0 * a = 0 for any cardinal, though.

Believe me when I say that this explains a lot to me, thank you!
I never thought about 0*infinity not making sense, but there it is.

So anyway, thanks for the lesson!

O wait, I just realized that you said 0*infinity = 0.
But infinity * x = infinity ,doesn't it? I would think this leads to a paradox.

Hmm, maybe I need more lessons, but I won't ask for them here.
It will just clutter the real discussion.

Doh! got it. If you have zero infinities you have zero and if you have infinite zeros, that's still zero, so 0*∞=0.

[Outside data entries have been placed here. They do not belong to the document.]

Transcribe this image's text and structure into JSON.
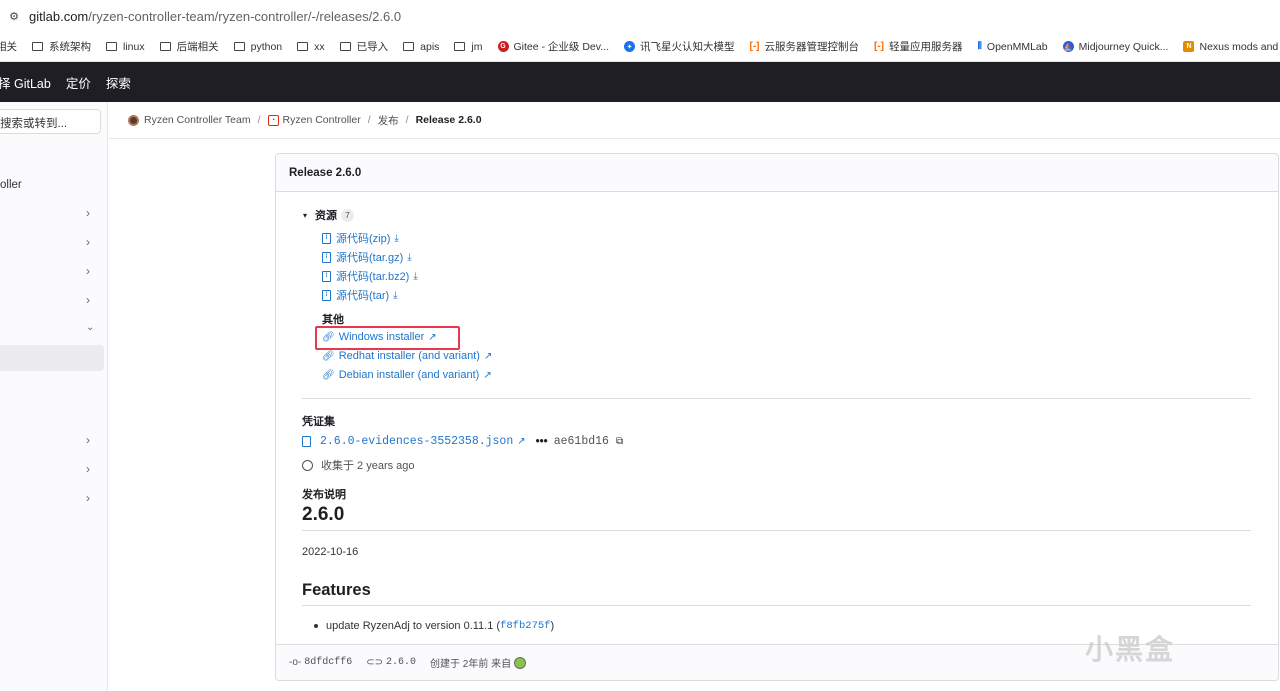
{
  "browser": {
    "tune_icon": "site-settings-icon",
    "url_domain": "gitlab.com",
    "url_path": "/ryzen-controller-team/ryzen-controller/-/releases/2.6.0"
  },
  "bookmarks": [
    {
      "label": "相关",
      "icon": "folder"
    },
    {
      "label": "系统架构",
      "icon": "folder"
    },
    {
      "label": "linux",
      "icon": "folder"
    },
    {
      "label": "后端相关",
      "icon": "folder"
    },
    {
      "label": "python",
      "icon": "folder"
    },
    {
      "label": "xx",
      "icon": "folder"
    },
    {
      "label": "已导入",
      "icon": "folder"
    },
    {
      "label": "apis",
      "icon": "folder"
    },
    {
      "label": "jm",
      "icon": "folder"
    },
    {
      "label": "Gitee - 企业级 Dev...",
      "icon": "gitee",
      "color": "#c71d23"
    },
    {
      "label": "讯飞星火认知大模型",
      "icon": "spark",
      "color": "#1a73e8"
    },
    {
      "label": "云服务器管理控制台",
      "icon": "aliyun",
      "color": "#ff6a00"
    },
    {
      "label": "轻量应用服务器",
      "icon": "aliyun",
      "color": "#ff6a00"
    },
    {
      "label": "OpenMMLab",
      "icon": "openmmlab",
      "color": "#1a73e8"
    },
    {
      "label": "Midjourney Quick...",
      "icon": "midjourney",
      "color": "#2b5fd9"
    },
    {
      "label": "Nexus mods and c...",
      "icon": "nexus",
      "color": "#e68a00"
    }
  ],
  "topnav": {
    "items": [
      "择 GitLab",
      "定价",
      "探索"
    ]
  },
  "sidebar": {
    "search_placeholder": "搜索或转到...",
    "project_title": "oller"
  },
  "breadcrumb": {
    "group": "Ryzen Controller Team",
    "project": "Ryzen Controller",
    "section": "发布",
    "current": "Release 2.6.0"
  },
  "release": {
    "title": "Release 2.6.0",
    "assets_label": "资源",
    "assets_count": "7",
    "sources": [
      "源代码(zip)",
      "源代码(tar.gz)",
      "源代码(tar.bz2)",
      "源代码(tar)"
    ],
    "other_label": "其他",
    "links": [
      "Windows installer",
      "Redhat installer (and variant)",
      "Debian installer (and variant)"
    ],
    "evidence_label": "凭证集",
    "evidence_file": "2.6.0-evidences-3552358.json",
    "evidence_sha": "ae61bd16",
    "collected": "收集于 2 years ago",
    "notes_label": "发布说明",
    "notes_h1": "2.6.0",
    "notes_date": "2022-10-16",
    "features_h2": "Features",
    "feature_text": "update RyzenAdj to version 0.11.1 (",
    "feature_commit": "f8fb275f",
    "feature_close": ")",
    "footer_commit": "8dfdcff6",
    "footer_tag": "2.6.0",
    "footer_created": "创建于 2年前 来自"
  },
  "watermark": "小黑盒",
  "colors": {
    "link": "#1f75cb",
    "highlight": "#e8384f",
    "nav": "#1f1e24"
  }
}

(Yes,but why is 0! = 1 ?) Anyway, just ignore me.....

 

[hypermorphism]

... And in my little brain, I just see these things as counting, like on one's fingers.

If the "infinity" this thread adresses is anything but that, please forgive my intrusion into this discussion. I'm only on this Earth to learn (well, mostly).

The act of counting objects other than your fingers using your fingers is a bijection between the objects you are counting and the counting numbers (represented by your fingers). Sets that can be counted in this fashion are called countable sets, and infinite sets that can be indexed in this fashion are called countably infinite. For example, you can index the set of all even numbers easily: one bijection is twice the counting number. Ie., I can say the first even number is 2, the second even number is 4, and so forth. Conversely, if you name an even number, I can say that that is the nth number in the sequence, using my fingers. Ie., the even number 50 is the 25th number in my bijection/count.
It was a surprise to learn that there were common sets that were not countably infinite, and thus the idea of different kinds of infinity made its way into common mathematics. The proofs involved lie in the section of this thread you claim not to have read.

 

[dextercioby]

(Yes,but why is 0! = 1 ?) Anyway, just ignore me.....

We can't ignore you...Not yet... 0 factorial IS DEFINED AS BEING UNITY...Chosen by convention if you prefer.Because of that,very many expressions in mathematical make sense...Why did they chose 1 instead of any other NONZERO (so we can have factorial of zero in the denominator,as well),i don't really know.It certainly had nothing to do with gamma Euler which gets into shape after u define 0!=1.

Daniel.

 

[matt grime]

0 is the additive identity in a ring, it is nothing like "infinity", whatever you may have decided infinity is (but haven't stated rigorously). Hypermorphism tells you about countable, a little. Essentially, a set is countable if there is a way of picking out one element for every natural number in a way that exhausts the set. Some sets cannot be "counted" like that.

Mathematicians haven't made anything out of infinity that isnt' reasonable, but other people have.

And when hurkyl said 0*infinity=, he is not talking about things you think he is talking about. he is talking abour cardinal arithmetic.

There is also the word 'not' missing from my post, which has lead to the misunderstanding in the second part of your reply using my quoted text. "we do not qualify an infinite quantity as being anything other than NOT a finite quantity." That makes more sense.

 

[danne89]

Hurkyl:
I don't understand your argumentation that 0 * H != 0, H infinity
In the hyperreal numbersystem you've define infinitesimals that multiplied with a infinity large number can become both a finite and a infinitesimal big number.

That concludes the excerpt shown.